Otoritas Jasa Keuangan (OJK) menyebutkan kebijakan yang diambil sejak awal pandemi Covid-19 tahun lalu, yakni stimulus restrukturisasi kredit, mampu membantu perbankan menekan angka kredit bermasalah.
Ketua Komisioner OJK Wimboh Santoso mengungkapkan angka restrukturisasi kredit terus bertambah hingga akhir tahun lalu.
“Sejak diluncurkan 16 Maret 2020, sampai dengan akhir Desember 2020 program restrukturisasi kredit perbankan telah mencapai nilai Rp971 triliun diberikan kepada 7,6 juta debitur atau sekitar 18% dari total kredit perbankan,” katanya dalam acara Pertemuan Tahunan Industri Jasa Keuangan 2021, Jumat (15/1/2021).

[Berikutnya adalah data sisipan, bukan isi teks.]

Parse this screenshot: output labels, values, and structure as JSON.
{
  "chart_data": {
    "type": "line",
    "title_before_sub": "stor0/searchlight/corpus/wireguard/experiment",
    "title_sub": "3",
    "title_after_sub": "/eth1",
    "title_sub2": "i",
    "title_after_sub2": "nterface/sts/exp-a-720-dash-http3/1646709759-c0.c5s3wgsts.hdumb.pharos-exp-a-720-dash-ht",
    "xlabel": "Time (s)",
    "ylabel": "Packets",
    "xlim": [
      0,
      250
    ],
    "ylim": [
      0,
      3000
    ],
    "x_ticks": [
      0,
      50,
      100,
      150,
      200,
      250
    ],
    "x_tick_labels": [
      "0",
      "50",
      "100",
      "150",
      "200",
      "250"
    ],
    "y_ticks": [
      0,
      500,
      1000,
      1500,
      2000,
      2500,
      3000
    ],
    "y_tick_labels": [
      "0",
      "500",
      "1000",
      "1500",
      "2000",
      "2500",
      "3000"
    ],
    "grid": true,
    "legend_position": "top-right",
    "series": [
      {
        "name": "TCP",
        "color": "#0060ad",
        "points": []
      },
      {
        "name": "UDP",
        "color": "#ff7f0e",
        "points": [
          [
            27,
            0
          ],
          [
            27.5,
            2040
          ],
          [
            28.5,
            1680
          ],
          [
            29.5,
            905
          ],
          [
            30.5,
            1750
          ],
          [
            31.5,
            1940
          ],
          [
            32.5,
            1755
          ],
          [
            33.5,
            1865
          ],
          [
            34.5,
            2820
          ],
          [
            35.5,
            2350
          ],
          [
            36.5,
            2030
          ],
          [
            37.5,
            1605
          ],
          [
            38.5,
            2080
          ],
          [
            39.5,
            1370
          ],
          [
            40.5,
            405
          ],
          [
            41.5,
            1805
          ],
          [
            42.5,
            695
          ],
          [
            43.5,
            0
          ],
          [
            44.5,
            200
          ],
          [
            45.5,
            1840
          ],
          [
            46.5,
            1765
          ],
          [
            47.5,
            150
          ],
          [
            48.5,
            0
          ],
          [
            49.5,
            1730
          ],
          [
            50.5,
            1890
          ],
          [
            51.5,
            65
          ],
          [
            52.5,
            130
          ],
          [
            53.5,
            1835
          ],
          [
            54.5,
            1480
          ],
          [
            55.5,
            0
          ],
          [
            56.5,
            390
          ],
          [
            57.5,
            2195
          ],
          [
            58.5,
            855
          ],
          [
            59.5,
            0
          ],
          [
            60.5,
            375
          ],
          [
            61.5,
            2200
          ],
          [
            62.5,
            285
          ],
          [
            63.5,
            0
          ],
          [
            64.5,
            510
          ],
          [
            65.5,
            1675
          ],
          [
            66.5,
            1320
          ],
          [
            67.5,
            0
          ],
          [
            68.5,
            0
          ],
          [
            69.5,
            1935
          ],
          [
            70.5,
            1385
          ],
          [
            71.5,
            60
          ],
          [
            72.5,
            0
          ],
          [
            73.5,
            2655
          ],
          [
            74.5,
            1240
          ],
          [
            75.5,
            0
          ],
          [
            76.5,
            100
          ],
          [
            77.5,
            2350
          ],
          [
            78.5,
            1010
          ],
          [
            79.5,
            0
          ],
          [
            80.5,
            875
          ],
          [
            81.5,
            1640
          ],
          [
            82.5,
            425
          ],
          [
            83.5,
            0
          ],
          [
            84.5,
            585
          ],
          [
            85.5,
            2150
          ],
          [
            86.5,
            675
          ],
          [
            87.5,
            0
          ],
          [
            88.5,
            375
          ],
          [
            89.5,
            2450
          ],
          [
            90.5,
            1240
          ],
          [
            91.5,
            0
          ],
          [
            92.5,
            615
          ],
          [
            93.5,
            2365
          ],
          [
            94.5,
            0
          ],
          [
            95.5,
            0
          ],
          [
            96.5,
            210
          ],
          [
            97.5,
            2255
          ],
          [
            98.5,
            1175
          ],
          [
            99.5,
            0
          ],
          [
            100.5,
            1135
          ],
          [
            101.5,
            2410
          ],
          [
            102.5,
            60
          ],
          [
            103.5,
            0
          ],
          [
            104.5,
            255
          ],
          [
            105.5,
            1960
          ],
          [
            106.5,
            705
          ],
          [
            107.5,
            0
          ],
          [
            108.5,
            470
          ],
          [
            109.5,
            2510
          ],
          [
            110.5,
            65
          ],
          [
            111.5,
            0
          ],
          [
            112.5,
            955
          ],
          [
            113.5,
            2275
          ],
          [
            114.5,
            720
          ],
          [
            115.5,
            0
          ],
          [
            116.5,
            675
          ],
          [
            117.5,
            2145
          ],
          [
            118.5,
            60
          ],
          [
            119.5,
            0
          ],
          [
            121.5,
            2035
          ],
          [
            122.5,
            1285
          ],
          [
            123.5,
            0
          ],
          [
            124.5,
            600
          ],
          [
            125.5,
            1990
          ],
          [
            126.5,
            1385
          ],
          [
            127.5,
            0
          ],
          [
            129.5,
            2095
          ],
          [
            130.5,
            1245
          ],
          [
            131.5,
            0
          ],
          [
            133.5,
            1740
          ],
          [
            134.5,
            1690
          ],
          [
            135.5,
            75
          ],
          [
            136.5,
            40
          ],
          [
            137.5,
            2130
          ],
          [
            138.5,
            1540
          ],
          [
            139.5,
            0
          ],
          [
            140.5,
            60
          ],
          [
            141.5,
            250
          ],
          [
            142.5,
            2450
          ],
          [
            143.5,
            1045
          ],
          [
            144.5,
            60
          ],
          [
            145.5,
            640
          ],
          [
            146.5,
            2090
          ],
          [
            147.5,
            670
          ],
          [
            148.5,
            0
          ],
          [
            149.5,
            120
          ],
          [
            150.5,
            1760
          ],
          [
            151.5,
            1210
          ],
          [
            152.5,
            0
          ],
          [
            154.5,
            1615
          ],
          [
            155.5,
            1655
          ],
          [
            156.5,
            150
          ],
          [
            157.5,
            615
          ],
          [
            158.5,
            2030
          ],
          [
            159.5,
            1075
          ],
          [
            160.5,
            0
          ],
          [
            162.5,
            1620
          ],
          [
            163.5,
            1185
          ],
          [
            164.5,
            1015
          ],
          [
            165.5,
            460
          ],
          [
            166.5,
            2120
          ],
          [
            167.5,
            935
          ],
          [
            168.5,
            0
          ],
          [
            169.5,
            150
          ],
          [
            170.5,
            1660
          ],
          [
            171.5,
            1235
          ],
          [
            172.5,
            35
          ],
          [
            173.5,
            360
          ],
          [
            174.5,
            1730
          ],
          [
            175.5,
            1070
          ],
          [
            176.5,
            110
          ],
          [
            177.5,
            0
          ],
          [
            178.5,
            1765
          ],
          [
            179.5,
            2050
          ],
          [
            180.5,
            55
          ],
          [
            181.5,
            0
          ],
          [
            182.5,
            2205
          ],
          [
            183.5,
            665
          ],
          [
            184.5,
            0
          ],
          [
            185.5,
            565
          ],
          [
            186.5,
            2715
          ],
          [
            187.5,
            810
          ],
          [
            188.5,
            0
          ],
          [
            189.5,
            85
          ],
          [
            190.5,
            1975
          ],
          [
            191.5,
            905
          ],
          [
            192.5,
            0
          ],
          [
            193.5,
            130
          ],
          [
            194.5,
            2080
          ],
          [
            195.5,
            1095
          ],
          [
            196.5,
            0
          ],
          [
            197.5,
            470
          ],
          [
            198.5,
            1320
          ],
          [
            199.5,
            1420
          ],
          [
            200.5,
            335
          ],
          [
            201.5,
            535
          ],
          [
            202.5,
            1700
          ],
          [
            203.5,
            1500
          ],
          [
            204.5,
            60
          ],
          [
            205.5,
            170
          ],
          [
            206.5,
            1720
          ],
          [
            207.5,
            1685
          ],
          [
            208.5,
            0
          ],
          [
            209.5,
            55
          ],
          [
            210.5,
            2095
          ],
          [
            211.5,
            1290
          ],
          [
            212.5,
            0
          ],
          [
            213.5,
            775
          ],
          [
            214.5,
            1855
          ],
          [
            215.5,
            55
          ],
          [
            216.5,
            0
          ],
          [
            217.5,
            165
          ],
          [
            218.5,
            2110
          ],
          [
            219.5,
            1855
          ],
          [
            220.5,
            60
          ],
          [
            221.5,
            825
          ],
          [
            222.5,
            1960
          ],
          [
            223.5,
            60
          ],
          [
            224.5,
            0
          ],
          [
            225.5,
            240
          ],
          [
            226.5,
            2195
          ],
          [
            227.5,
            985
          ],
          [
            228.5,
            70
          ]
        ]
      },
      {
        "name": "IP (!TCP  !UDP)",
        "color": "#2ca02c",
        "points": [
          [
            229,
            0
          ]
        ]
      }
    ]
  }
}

Jumlah tersebut berasal dari restrukturisasi kredit untuk sektor UMKM yang mencapai Rp386,6 triliun berasal dari 5,8 juta debitur.
Sementara itu, untuk debitur dari segmen non-UMKM, realisasi restrukturisasi kredit mencapai 1,8 juta debitur dengan nilai sebesar Rp584,4 triliun.
Dengan program restrukturisasi tersebut, lanjut Wimboh, rasio non-performing loan gross perbankan dapat dijaga pada level 3,06%, sedikit lebih tinggi dari tahun 2019 yakni sebesar 2,53%.
Adapun, untuk rasio NPL net industri perbankan tercatat sebesar 0,98% pada 2020, lebih rendah dari 2019 yang berada di level 1,19%).
Selain restrukturisasi kredit, pada tahun 2021 OJK juga mengeluarkan sejumlah stimulus untuk membantu industri jasa keuangan menghadapi masa sulit sebagai imbas perlambatan ekonomi akibat pandemi.
Beberapa stimulus lainnya yakni penilaian kualitas kredit satu pilar, penundaan penerapan Basel III dan pelonggaran pemenuhan indikator likuiditas serta indikator permodalan, telah dapat memberikan ruang bagi perbankan untuk menjaga profil risikonya.